Ragonese is a mother of four who finds herself working as a waitress two hours away from her home, getting up at four thirty in the morning, catching an unreliable bus and train and being docked by boss Marzio Romano Falcione for late arrivals. One of the film’s strengths is that both she and the film see his point of view, having hired her on the basis that she would work his seven day week and having to placate his dissatisfied ex cashier wife and expect the same standard of competence from his Arab student beginner counter hand. There is a nice exchange with Ragonese who is surprised that the girl enjoys male pin ups and is told “There are a billion Arabs don’t expect them all to be idiots.”

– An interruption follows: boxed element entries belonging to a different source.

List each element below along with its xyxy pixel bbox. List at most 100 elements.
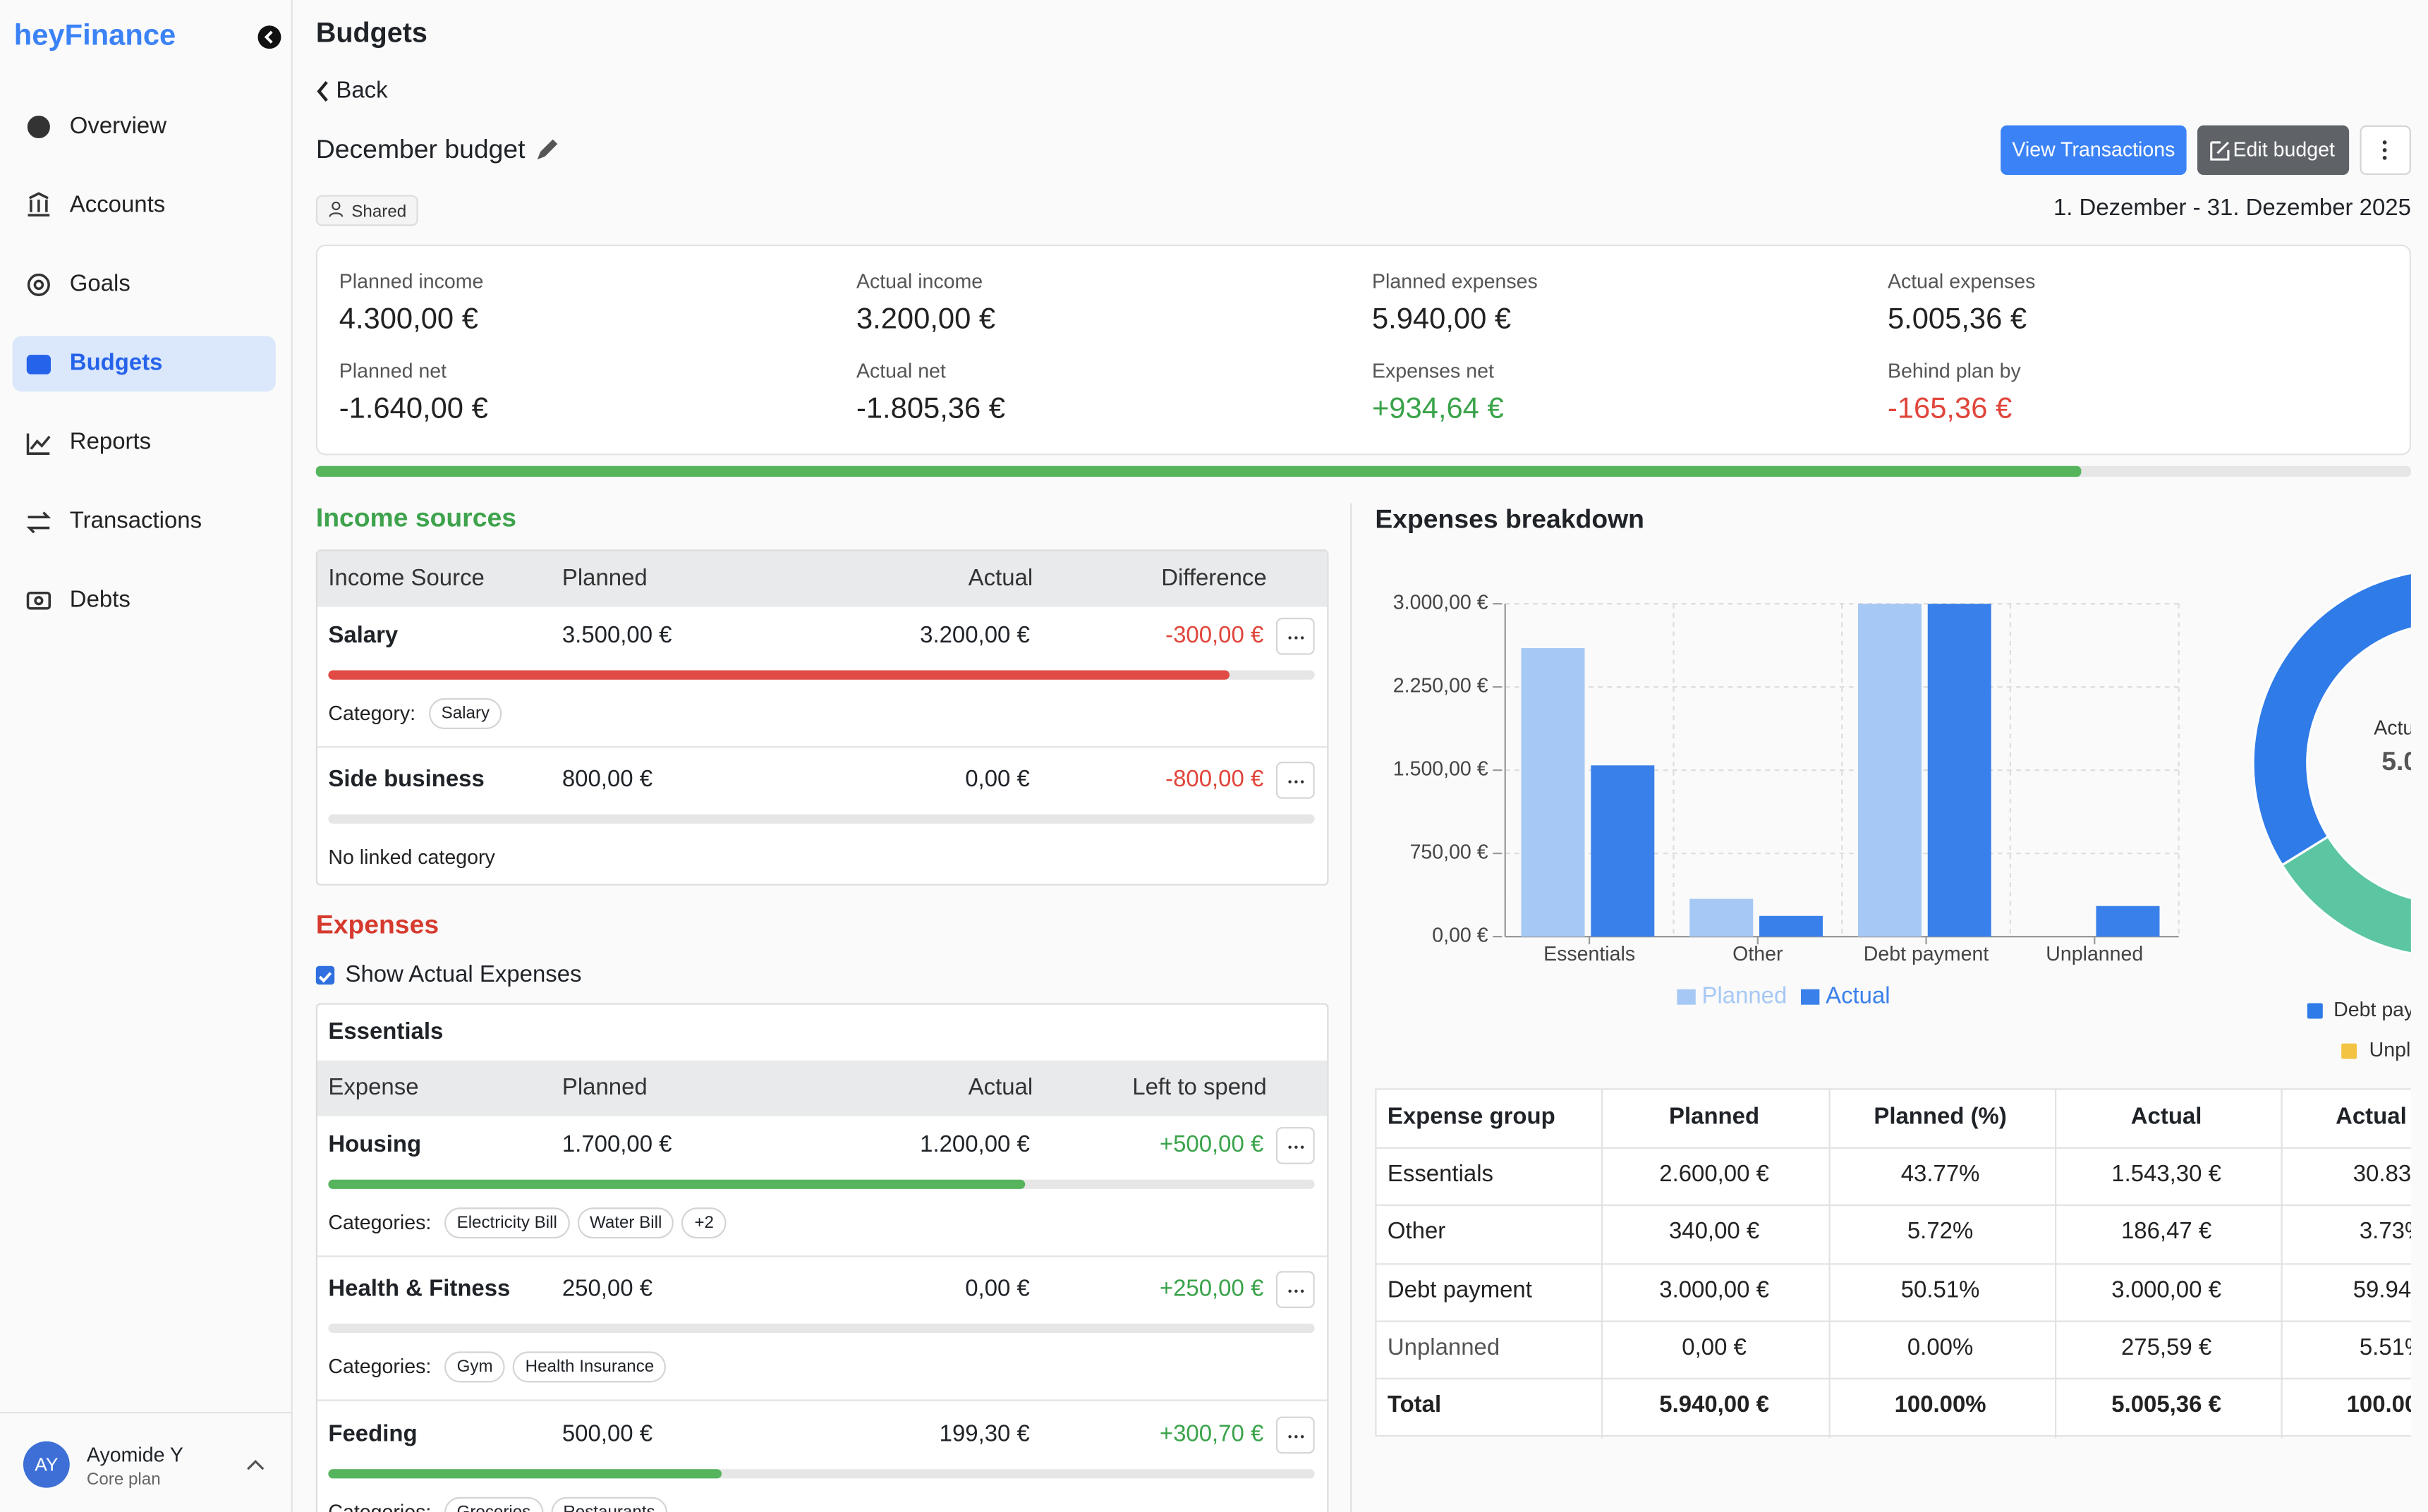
nav-item[interactable]: Overview xyxy=(69,113,167,140)
row-progress xyxy=(328,1469,722,1479)
table-cell: 340,00 € xyxy=(1668,1218,1760,1245)
table-cell: 5.940,00 € xyxy=(1659,1391,1769,1418)
table-cell: 43.77% xyxy=(1900,1161,1980,1188)
column-border xyxy=(1601,1090,1603,1439)
bar xyxy=(1689,898,1754,937)
column-header: Actual xyxy=(968,1074,1033,1101)
bar xyxy=(2096,906,2160,937)
view-transactions-button[interactable]: View Transactions xyxy=(2001,125,2187,176)
nav-item[interactable]: Debts xyxy=(69,586,130,614)
nav-item[interactable]: Transactions xyxy=(69,508,202,535)
row-actual: 1.200,00 € xyxy=(920,1131,1030,1159)
dot xyxy=(1294,780,1298,784)
button-label: View Transactions xyxy=(2012,138,2175,161)
group-title: Essentials xyxy=(328,1018,444,1045)
tag: +2 xyxy=(681,1207,727,1239)
tag: Salary xyxy=(429,698,502,729)
summary-value: -1.805,36 € xyxy=(856,393,1005,426)
table-cell: 5.005,36 € xyxy=(2111,1391,2221,1418)
avatar: AY xyxy=(23,1441,70,1488)
tag: Groceries xyxy=(444,1496,543,1512)
breakdown-table xyxy=(1375,1088,2411,1439)
budget-progress xyxy=(315,465,2082,477)
legend-swatch xyxy=(1677,989,1696,1005)
bar xyxy=(1927,604,1991,937)
tag: Health Insurance xyxy=(513,1351,667,1383)
column-header: Expense xyxy=(328,1074,419,1101)
row-menu-button[interactable] xyxy=(1275,1271,1315,1308)
table-cell: Essentials xyxy=(1387,1161,1493,1188)
row-name: Salary xyxy=(328,622,399,649)
column-border xyxy=(1828,1090,1831,1439)
chart-title: Expenses breakdown xyxy=(1375,504,1644,535)
table-header: Actual xyxy=(2130,1104,2202,1130)
dot xyxy=(1288,1145,1292,1149)
row-difference: -300,00 € xyxy=(1165,622,1264,649)
column-header: Planned xyxy=(562,565,648,592)
y-tick-label: 2.250,00 € xyxy=(1393,675,1488,697)
y-tick-label: 0,00 € xyxy=(1432,925,1488,947)
row-menu-button[interactable] xyxy=(1275,1416,1315,1454)
summary-label: Actual income xyxy=(856,269,983,293)
pencil-icon[interactable] xyxy=(537,139,558,160)
table-cell: 30.83% xyxy=(2353,1161,2411,1188)
show-actual-checkbox[interactable] xyxy=(315,965,335,985)
row-name: Side business xyxy=(328,766,485,793)
row-divider xyxy=(317,746,1328,748)
nav-item[interactable]: Reports xyxy=(69,429,152,456)
shared-badge: Shared xyxy=(315,195,418,226)
summary-value: -1.640,00 € xyxy=(339,393,488,426)
row-menu-button[interactable] xyxy=(1275,762,1315,799)
table-header xyxy=(317,1060,1328,1116)
tag: Electricity Bill xyxy=(444,1207,570,1239)
tag: Restaurants xyxy=(550,1496,668,1512)
row-divider xyxy=(317,1255,1328,1257)
summary-value: 4.300,00 € xyxy=(339,303,478,336)
table-cell: Unplanned xyxy=(1387,1334,1500,1361)
row-menu-button[interactable] xyxy=(1275,617,1315,655)
table-cell: 3.73% xyxy=(2359,1218,2411,1245)
table-header: Expense group xyxy=(1387,1104,1555,1130)
column-header: Planned xyxy=(562,1074,648,1101)
row-planned: 800,00 € xyxy=(562,766,653,793)
table-cell: 275,59 € xyxy=(2120,1334,2212,1361)
row-actual: 3.200,00 € xyxy=(920,622,1030,649)
bar xyxy=(1857,604,1922,937)
nav-item[interactable]: Goals xyxy=(69,271,130,298)
donut-legend-label: Unplanned xyxy=(2369,1039,2411,1061)
nav-item[interactable]: Budgets xyxy=(69,350,163,377)
row-border xyxy=(1376,1205,2411,1207)
section-title: Expenses xyxy=(315,910,439,940)
legend-label: Planned xyxy=(1702,982,1787,1008)
column-header: Left to spend xyxy=(1132,1074,1267,1101)
dot xyxy=(1294,636,1298,640)
bar xyxy=(1759,915,1823,937)
tag-list: Groceries Restaurants xyxy=(444,1496,668,1512)
table-cell: Total xyxy=(1387,1391,1442,1418)
summary-label: Planned income xyxy=(339,269,484,293)
row-planned: 3.500,00 € xyxy=(562,622,672,649)
edit-budget-button[interactable]: Edit budget xyxy=(2197,125,2350,176)
more-button[interactable] xyxy=(2360,125,2411,176)
back-link[interactable]: Back xyxy=(336,77,388,104)
table-cell: Other xyxy=(1387,1218,1446,1245)
table-header: Planned xyxy=(1669,1104,1760,1130)
y-tick-label: 1.500,00 € xyxy=(1393,758,1488,781)
dot xyxy=(1300,1289,1304,1293)
nav-item[interactable]: Accounts xyxy=(69,192,166,219)
tag: Gym xyxy=(444,1351,506,1383)
tag: Water Bill xyxy=(577,1207,674,1239)
checkbox-label[interactable]: Show Actual Expenses xyxy=(345,961,582,988)
row-menu-button[interactable] xyxy=(1275,1127,1315,1164)
row-actual: 0,00 € xyxy=(965,1275,1030,1303)
user-plan: Core plan xyxy=(86,1470,161,1489)
sidebar xyxy=(0,0,293,1512)
summary-card xyxy=(315,244,2411,456)
dot xyxy=(1300,1434,1304,1439)
tag-list: Gym Health Insurance xyxy=(444,1351,667,1383)
summary-value: 3.200,00 € xyxy=(856,303,996,336)
column-header: Actual xyxy=(968,565,1033,592)
dot xyxy=(1294,1434,1298,1439)
table-cell: 5.51% xyxy=(2359,1334,2411,1361)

Unemployed husband Francesco Montanari is doing his best. He looks after the kids and provides a spliff to smoke on the balcony of their sea on both sides flat but Ragonese is too exhausted to get involved in sex with him.
The pressure on her mounts plausibly but not all that involvingly, piling grief upon grief. Throw in a lesbian shower scene and a little girl singing "Sole, cuore, amore" in the cafe.